Ей даже почему-то подумалось, что если бы у нее был этот красивый, скромный камешек, то он принес бы ей счастье...
Подвеска стоила недорого, но и эти небольшие деньги подрывали ее месячный бюджет.
Но сегодня Нина Васильевна все же решилась – имеет же она право на маленькие женские слабости.
Скрипнув тормозами, остановился троллейбус. До «Сувениров» было всего две остановки, но ей они показались вечностью.
На дверях магазина, запертых большим висячим замком, болталась картонка с грубо намалеванной надписью «Ремонт». Нина Васильевна все стояла и стояла у закрытых дверей, не зная, на что надеется.
«Ну и хорошо, – успокаивала себя она по дороге домой. – Не зря говорится – все к лучшему... Зато вовремя внесу квартплату...»
В людском потоке Нина Васильевна скоро затерялась. И конечно, никто из спешащих прохожих не заметил, как в уголках губ Нины Васильевны вдруг образовалась новая скорбная морщинка...
– Ну как, убедилась? – довольно откинулся я на спинку кресла, поворачиваясь к Вике.
Та беззвучно сидела, закрыв лицо ладонями. Между пальцев текли черные струйки.
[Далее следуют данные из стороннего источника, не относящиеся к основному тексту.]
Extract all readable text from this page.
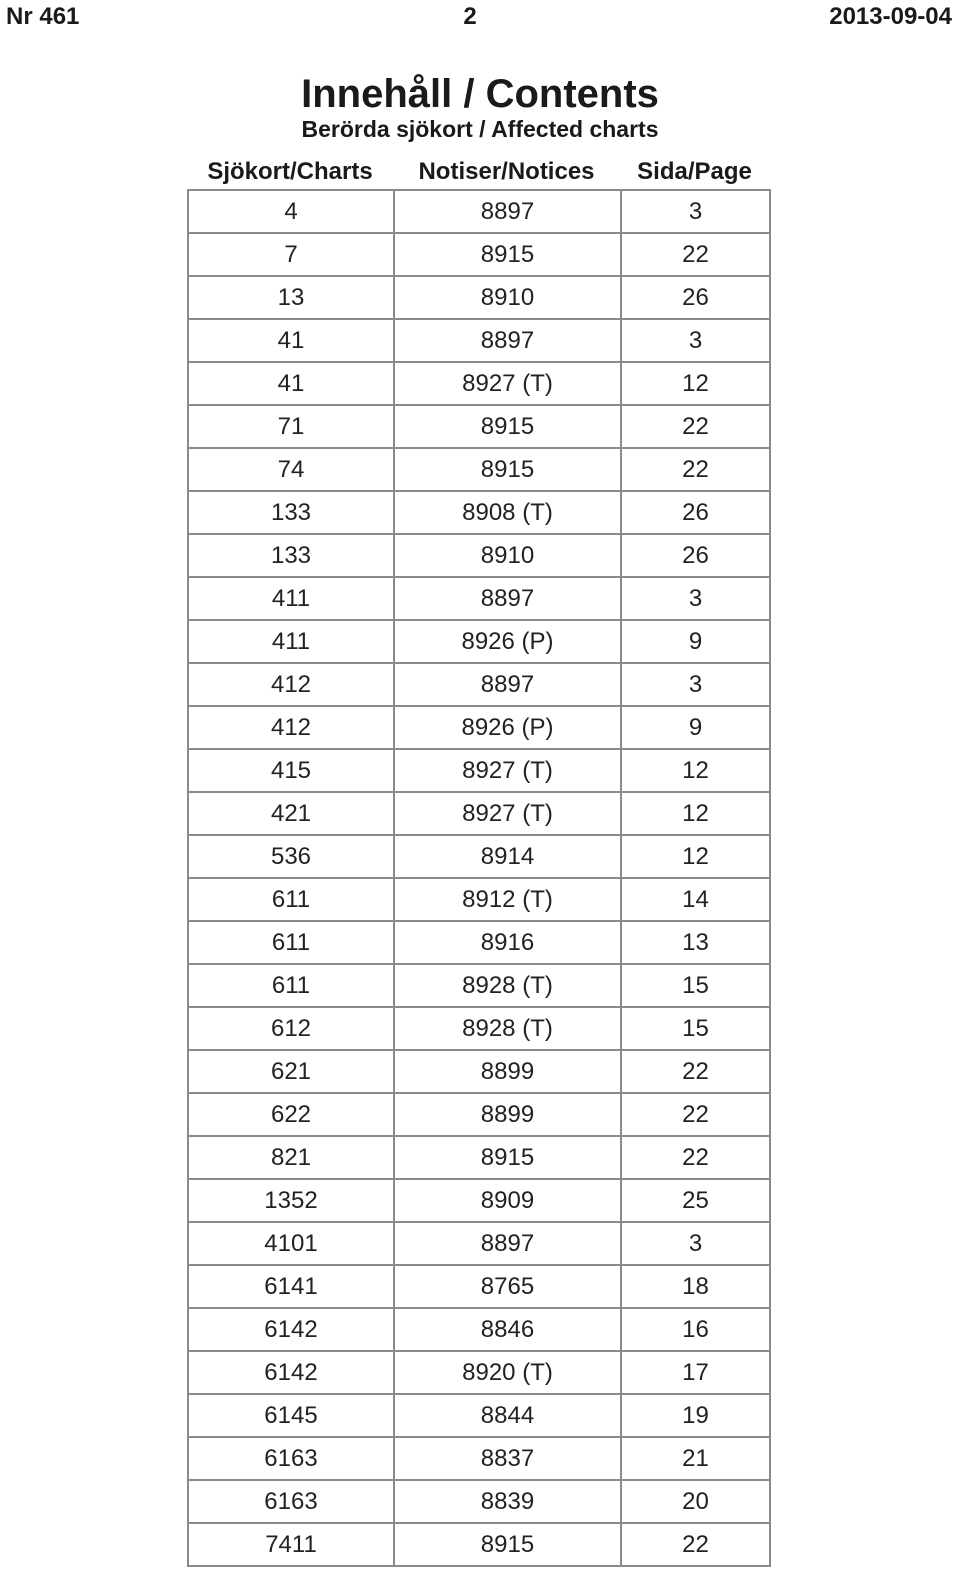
Nr 461	2	2013-09-04
Innehåll / Contents
Berörda sjökort / Affected charts
Sjökort/Charts	Notiser/Notices	Sida/Page
4	8897	3
7	8915	22
13	8910	26
41	8897	3
41	8927 (T)	12
71	8915	22
74	8915	22
133	8908 (T)	26
133	8910	26
411	8897	3
411	8926 (P)	9
412	8897	3
412	8926 (P)	9
415	8927 (T)	12
421	8927 (T)	12
536	8914	12
611	8912 (T)	14
611	8916	13
611	8928 (T)	15
612	8928 (T)	15
621	8899	22
622	8899	22
821	8915	22
1352	8909	25
4101	8897	3
6141	8765	18
6142	8846	16
6142	8920 (T)	17
6145	8844	19
6163	8837	21
6163	8839	20
7411	8915	22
Я даже всерьез испугался, пока не просек, что она просто плачет, и у нее снова потекла тушь с ресниц.
– Тут обязательно должна быть дамская комната, – как бы между делом заметил я, скатывая исписанные скомканные салфетки в компактный комочек, чтобы запихать его в пепельницу.
Увидев это, Вика тут же отобрала у меня салфетки и, аккуратно их разгладив, спрятала в свою сумочку.
– Милый романтик! Женечка, ты даже не представляешь, какая у тебя нежная, ранимая душа.
– Ладно, – рассмеялся я, – давай ступай умываться, а то на нас уже подозрительно оглядываются.
Блондинка упорхнула наводить марафет, а я закурил «родопину», высматривая куда-то запропастившегося официанта.
К моему столику, ухмыляясь сытыми мордами, подошли разболтанной – явно уголовной – походочкой трое ребят в одинаковых кожанках. Между прочим, вот эта походка, невольно вырабатываемая в лагере, является главной приметой бывшего зека для ментов. Поэтому серьезные люди, освободившись, в первую очередь избавляются от этой дурацкой привычки наряду с жаргоном. Но эти трое – зелень, чайки, которым даже простейшие очевидные вещи надо вдалбливать в башку не словами, а кастетом.
– Ты чо, козел, так нескромно себя ведешь? – спросил старший из них, явно нарываясь на неприятность. – Официанта оскорбил, телку до слез довел. По ходу, тебя, падла, вежливости учить пора!
– Лады, – легко согласился я. – Пошли в туалет.
Немного удивленная моим внешне не подкрепленным физической силой нахальством, троица сопроводила меня в туалет.
– А вот щас, козлина, побазарим с тобой всерьез, – с угрозой сообщил старший, подперев дверь изнутри шваброй.
Он вынул из-за ремня эбонитовые нунчаки и довольно профессионально закрутил ими.
– Ладно, – искренне вздохнул я. – Хотел только почки вам опустить, но раз вы вооружены – не получится.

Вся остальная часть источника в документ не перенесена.